The stop was formerly the site of a Galveston, Harrisburg and San Antonio Railroad (GH&SA) depot, later owned by Southern Pacific and, eventually, Union Pacific. A large prefabricated clapboard wooden depot was assembled at the site in 1882 and expanded in 1910.

The east end of the depot included a lunchroom, a common feature in the days before dining cars became common. Trains would make a stop at Sanderson, where passengers could get off for a quick meal, before reboarding to continue their journeys. The restaurant also served as a community center in the early days of the town: a place where residents could meet for a meal or a cup of coffee.

Even after the decline of passenger rail travel, Sanderson's depot was still well used, serving as a crew change terminal for the Southern Pacific Railroad's freight trains. After the crew change point moved out of the town in 1995, the depot was abandoned and rapidly began to deteriorate. After Southern Pacific was purchased by Union Pacific, the new railroad owners quickly identified the depot as a candidate for demolition due to continuing maintenance costs. Local citizens advocated for rehabilitating or moving the historic depot but were unable to secure funding. The depot was demolished in October 2012.

For several years after the depot was demolished, only an Amtrak information sign remained at the site.

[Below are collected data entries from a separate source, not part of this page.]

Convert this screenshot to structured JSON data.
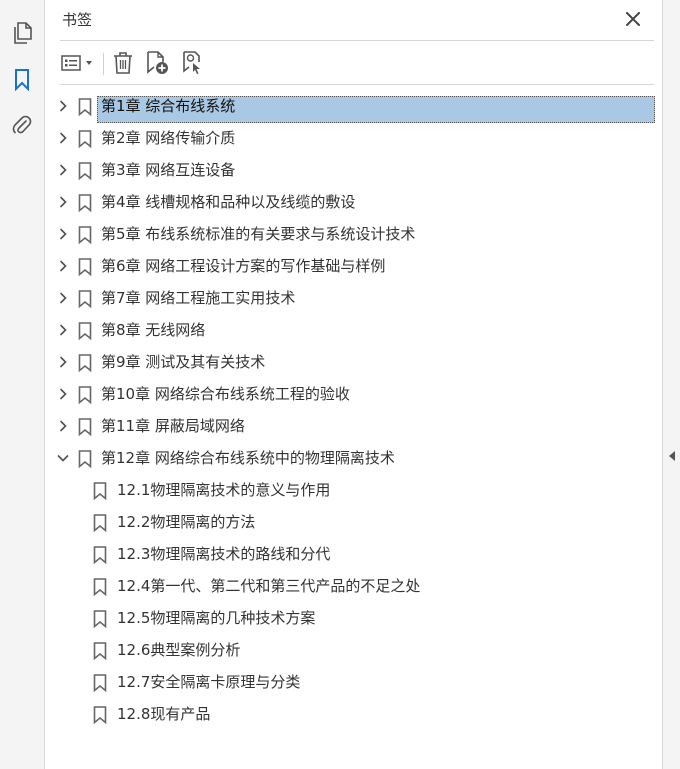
{
  "panel": {
    "title": "书签",
    "close_icon": "close-icon"
  },
  "left_rail": {
    "items": [
      {
        "icon": "pages-icon"
      },
      {
        "icon": "bookmark-icon",
        "active": true
      },
      {
        "icon": "attachment-icon"
      }
    ]
  },
  "toolbar": {
    "buttons": [
      {
        "icon": "options-menu-icon"
      },
      {
        "icon": "trash-icon"
      },
      {
        "icon": "new-bookmark-icon"
      },
      {
        "icon": "bookmark-search-icon"
      }
    ]
  },
  "bookmarks": [
    {
      "label": "第1章  综合布线系统",
      "expanded": false,
      "level": 0,
      "selected": true
    },
    {
      "label": "第2章  网络传输介质",
      "expanded": false,
      "level": 0
    },
    {
      "label": "第3章  网络互连设备",
      "expanded": false,
      "level": 0
    },
    {
      "label": "第4章  线槽规格和品种以及线缆的敷设",
      "expanded": false,
      "level": 0
    },
    {
      "label": "第5章  布线系统标准的有关要求与系统设计技术",
      "expanded": false,
      "level": 0
    },
    {
      "label": "第6章  网络工程设计方案的写作基础与样例",
      "expanded": false,
      "level": 0
    },
    {
      "label": "第7章  网络工程施工实用技术",
      "expanded": false,
      "level": 0
    },
    {
      "label": "第8章  无线网络",
      "expanded": false,
      "level": 0
    },
    {
      "label": "第9章  测试及其有关技术",
      "expanded": false,
      "level": 0
    },
    {
      "label": "第10章  网络综合布线系统工程的验收",
      "expanded": false,
      "level": 0
    },
    {
      "label": "第11章  屏蔽局域网络",
      "expanded": false,
      "level": 0
    },
    {
      "label": "第12章  网络综合布线系统中的物理隔离技术",
      "expanded": true,
      "level": 0
    },
    {
      "label": "12.1物理隔离技术的意义与作用",
      "level": 1
    },
    {
      "label": "12.2物理隔离的方法",
      "level": 1
    },
    {
      "label": "12.3物理隔离技术的路线和分代",
      "level": 1
    },
    {
      "label": "12.4第一代、第二代和第三代产品的不足之处",
      "level": 1
    },
    {
      "label": "12.5物理隔离的几种技术方案",
      "level": 1
    },
    {
      "label": "12.6典型案例分析",
      "level": 1
    },
    {
      "label": "12.7安全隔离卡原理与分类",
      "level": 1
    },
    {
      "label": "12.8现有产品",
      "level": 1
    }
  ],
  "colors": {
    "accent": "#1a73c9",
    "selection": "#a9c8e3",
    "icon": "#555555"
  }
}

On May 27, 2021, a fully rebuilt station opened at the site. The $3 million project added an open-air shelter with a built-in bench to provide seating in the shade, a concrete platform, a concrete parking area, and concrete walkways. The entire station is fully in compliance with the Americans with Disabilities Act. The passenger shelter is built with a base of stone in gray and brown tones, from which rises a framework of massive timbers joined by metal connector plates to support the roof. Amtrak chose the shelter's rustic design to reflect the area's natural beauty, which includes habitat supporting a great variety of cacti.